A study published in JAMA Internal Medicine has found that our body temperature may be changing. What we are accustomed to thinking of “normal”, that 98.6 degrees Fahrenheit, may not be so normal anymore.

For years, in fact 150 years, we have operated under the premise that the average body temperature is 98.6 degrees Fahrenheit or 37 degrees Celsius. That is the standard temperature measurement we test our students on when teaching vital signs. However, recent finding suggest that average body temperature may be decreasing, and there is natural variation in body temperature that occurs throughout the day and among individuals.
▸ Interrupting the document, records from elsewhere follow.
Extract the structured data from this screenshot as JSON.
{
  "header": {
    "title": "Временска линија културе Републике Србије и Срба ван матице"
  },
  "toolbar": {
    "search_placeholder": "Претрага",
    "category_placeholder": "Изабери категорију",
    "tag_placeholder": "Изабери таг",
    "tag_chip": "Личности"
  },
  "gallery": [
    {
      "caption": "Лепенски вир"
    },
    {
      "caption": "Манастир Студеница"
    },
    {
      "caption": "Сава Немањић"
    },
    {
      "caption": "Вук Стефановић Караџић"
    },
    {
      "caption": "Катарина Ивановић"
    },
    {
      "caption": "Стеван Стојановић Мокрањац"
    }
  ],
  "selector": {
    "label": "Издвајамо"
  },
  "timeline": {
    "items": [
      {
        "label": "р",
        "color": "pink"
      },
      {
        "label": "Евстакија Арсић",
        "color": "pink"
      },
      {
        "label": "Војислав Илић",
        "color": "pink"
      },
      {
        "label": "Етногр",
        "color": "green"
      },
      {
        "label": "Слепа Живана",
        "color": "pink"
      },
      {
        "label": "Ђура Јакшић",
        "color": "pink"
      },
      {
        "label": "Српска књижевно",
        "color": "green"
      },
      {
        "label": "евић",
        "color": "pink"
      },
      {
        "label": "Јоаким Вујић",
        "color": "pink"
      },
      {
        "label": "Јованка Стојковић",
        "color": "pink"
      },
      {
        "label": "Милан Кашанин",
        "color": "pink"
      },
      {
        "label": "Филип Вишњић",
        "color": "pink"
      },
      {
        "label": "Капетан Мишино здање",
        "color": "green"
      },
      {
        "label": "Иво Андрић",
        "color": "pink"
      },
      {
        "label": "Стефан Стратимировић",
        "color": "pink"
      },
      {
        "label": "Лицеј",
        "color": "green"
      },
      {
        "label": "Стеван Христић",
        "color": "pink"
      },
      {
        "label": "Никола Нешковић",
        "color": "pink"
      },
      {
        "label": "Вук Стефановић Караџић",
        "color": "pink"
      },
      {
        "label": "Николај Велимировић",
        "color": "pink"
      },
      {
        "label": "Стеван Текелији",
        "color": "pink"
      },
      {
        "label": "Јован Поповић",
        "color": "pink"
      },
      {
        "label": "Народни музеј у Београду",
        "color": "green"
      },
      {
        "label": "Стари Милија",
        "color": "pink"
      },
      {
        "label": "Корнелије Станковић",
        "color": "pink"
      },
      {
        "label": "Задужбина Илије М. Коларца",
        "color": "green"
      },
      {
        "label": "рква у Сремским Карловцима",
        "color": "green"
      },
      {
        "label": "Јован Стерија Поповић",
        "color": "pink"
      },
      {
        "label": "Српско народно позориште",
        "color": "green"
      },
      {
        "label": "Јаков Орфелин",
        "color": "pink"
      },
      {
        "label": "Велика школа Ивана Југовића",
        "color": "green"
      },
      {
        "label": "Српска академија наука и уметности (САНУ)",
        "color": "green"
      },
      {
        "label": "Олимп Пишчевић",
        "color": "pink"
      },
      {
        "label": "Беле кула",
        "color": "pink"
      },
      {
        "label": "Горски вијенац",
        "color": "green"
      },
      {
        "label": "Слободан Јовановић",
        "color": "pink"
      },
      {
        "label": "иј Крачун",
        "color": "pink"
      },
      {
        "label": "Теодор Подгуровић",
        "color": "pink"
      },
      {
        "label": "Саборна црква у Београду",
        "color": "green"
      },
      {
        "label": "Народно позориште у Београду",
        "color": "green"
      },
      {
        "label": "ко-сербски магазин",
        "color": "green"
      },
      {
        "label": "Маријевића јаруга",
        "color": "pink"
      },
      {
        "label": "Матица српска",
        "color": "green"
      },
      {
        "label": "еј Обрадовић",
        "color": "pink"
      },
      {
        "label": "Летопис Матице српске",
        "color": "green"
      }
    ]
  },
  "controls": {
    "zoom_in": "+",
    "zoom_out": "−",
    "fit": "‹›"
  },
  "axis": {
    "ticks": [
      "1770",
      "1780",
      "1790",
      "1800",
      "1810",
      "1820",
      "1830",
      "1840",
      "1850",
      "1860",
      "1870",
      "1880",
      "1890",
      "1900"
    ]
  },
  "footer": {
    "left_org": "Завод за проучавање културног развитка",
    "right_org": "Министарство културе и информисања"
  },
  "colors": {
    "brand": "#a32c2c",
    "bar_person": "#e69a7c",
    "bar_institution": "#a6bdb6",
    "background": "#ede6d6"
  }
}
The study that appeared in JAMA Internal Medicine, conducted by Ley, et al, used an algorithm (LIMIT or Laboratory Information Mining for Individualized Thresholds) to determine normal oral temperature ranges by age, sex, height, weight, and time of day. Data from over 618,000 adult patient encounters from April 28, 2008, through June 4, 2017 were included in the study. Results revealed that the mean normal oral temperature did not reach 37°C for any subgroup. The mean overall oral temperature was 36.71°C (98.07°F) prior to running the filtering algorithm and 36.64°C (97.95°F) when the algorithm was used.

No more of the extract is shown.